By IANS,
Chennai : India’s atomic power plant operator, the Nuclear Power Corporation of India Ltd (NPCIL) is awaiting the arrival of German technicians to close the pressure vessel of the first 1,000 MW reactor at the Kudankulam Nuclear Power Project (KNPP), said a senior official.
“The Atomic Energy Regulatory Board (AERB) has given the nod to close the pressure vessel Oct 20. The German machine to close the vessel will have to be operated by a technician from that country. The German team is expected soon,” a senior NPCIL official told IANS preferring anonymity.
According to the official, going by the current pace of work, the reactor will become critical (start of fission process) sometime during the second week of November.
It is learnt that NPCIL wants to be sure of the closure as this is the first time a reactor of this size is being installed in the country.
Once the reactor pressure vessel is closed, then the NPCIL has to approach AERB for permission for the next process which is called heating up process.
NPCIL is setting up the KNPP at Kudankulam in Tamil Nadu’s Tirunelveli district, around 650 km from here, with two Russian-made VVER 1,000 MW reactors.
AERB gave its nod to NPCIL to load 163 bundles of enriched uranium fuel in the first reactor at KNPP Sep 18 after the latter complied with all the conditions laid down by the former in its Aug 10 sanction order.

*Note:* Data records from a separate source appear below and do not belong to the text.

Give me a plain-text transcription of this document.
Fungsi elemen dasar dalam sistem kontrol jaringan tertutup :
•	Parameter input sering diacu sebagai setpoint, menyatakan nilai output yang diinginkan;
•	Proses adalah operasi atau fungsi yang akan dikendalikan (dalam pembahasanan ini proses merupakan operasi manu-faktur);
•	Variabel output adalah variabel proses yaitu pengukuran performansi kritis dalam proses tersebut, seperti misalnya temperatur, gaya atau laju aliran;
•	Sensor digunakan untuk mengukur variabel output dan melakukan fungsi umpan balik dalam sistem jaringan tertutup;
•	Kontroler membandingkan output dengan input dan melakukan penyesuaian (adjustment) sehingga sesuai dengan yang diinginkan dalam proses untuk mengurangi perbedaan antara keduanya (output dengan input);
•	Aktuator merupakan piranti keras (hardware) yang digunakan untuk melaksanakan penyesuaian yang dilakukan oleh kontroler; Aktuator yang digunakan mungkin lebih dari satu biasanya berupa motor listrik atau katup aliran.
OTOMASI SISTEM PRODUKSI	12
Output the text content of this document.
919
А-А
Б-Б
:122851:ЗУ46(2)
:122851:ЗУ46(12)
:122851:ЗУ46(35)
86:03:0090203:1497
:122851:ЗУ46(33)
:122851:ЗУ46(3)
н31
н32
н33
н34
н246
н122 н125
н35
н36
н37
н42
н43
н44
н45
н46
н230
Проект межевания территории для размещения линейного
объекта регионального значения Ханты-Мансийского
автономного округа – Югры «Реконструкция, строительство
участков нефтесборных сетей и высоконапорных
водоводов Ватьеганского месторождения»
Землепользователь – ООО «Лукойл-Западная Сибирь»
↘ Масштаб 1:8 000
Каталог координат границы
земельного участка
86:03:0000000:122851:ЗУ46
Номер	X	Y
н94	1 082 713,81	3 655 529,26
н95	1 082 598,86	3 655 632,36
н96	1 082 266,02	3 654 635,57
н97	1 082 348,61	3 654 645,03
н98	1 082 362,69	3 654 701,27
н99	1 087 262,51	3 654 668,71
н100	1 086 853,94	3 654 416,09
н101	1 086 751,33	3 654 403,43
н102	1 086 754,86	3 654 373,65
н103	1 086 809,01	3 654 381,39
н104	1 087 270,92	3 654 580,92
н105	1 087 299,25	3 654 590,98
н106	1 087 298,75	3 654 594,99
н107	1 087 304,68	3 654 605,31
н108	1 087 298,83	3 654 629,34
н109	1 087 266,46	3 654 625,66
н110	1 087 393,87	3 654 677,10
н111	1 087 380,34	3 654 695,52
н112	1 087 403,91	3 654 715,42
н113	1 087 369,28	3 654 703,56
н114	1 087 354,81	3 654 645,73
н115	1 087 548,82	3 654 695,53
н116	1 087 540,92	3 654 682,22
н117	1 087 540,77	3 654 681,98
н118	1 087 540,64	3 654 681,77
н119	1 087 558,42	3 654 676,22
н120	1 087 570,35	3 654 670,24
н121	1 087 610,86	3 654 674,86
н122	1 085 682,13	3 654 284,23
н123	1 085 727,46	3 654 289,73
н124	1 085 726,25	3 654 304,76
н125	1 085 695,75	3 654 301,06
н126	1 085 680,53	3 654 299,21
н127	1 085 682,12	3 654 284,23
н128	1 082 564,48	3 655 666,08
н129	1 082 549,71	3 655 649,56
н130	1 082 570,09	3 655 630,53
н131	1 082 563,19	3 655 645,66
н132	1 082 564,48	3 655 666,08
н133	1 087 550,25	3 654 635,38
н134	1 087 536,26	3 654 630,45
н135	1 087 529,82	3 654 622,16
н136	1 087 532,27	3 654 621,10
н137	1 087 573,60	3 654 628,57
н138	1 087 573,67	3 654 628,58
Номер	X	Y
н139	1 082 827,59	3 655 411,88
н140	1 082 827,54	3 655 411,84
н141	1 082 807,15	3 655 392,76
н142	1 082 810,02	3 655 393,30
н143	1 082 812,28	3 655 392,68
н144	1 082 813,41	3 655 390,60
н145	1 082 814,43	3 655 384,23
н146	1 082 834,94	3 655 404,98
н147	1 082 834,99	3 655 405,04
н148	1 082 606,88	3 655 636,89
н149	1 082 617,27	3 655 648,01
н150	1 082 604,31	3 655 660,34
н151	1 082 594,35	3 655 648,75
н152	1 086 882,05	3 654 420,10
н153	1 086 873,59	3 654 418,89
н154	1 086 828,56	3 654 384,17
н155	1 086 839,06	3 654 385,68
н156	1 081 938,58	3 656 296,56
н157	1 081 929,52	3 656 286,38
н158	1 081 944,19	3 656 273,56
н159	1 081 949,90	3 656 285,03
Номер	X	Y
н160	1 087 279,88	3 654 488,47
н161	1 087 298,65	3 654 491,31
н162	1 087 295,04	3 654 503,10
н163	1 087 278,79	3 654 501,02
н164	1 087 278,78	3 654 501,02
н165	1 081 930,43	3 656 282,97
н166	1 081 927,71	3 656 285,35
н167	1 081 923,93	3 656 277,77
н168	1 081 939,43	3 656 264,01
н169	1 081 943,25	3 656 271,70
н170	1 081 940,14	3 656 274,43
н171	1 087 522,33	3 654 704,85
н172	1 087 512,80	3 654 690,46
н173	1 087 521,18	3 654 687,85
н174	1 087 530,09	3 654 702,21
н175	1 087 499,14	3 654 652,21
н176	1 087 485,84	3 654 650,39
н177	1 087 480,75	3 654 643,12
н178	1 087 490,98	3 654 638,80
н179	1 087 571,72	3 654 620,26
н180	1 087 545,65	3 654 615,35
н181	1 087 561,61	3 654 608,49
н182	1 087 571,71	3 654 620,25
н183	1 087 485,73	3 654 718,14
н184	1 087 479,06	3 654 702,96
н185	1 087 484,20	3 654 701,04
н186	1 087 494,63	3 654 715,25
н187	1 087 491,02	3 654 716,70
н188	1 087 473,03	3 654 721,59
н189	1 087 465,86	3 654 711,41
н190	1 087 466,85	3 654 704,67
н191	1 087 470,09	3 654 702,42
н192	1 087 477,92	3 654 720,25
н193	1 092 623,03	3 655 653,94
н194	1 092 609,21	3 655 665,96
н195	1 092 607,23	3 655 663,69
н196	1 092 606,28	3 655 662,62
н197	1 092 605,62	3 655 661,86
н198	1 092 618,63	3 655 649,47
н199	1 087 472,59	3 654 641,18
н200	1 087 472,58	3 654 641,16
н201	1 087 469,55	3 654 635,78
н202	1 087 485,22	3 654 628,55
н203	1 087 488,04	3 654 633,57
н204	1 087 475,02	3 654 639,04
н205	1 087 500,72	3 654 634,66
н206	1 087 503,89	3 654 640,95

NPCIL completed the fuel loading process Oct 2. After the reactor is fuelled, activities to approach first criticality-starting fission chain reaction, for the first time in a reactor, will be taken up.
Closure of the reactor pressure vessel is the first step. Then the power generation will be gradually scaled up on AERB’s permission, based on the results of various studies.
The KNPP is an outcome of the Inter-Governmental Agreement (IGA) signed between India and the erstwhile Soviet Union in 1988. However, the project construction only began in 2001.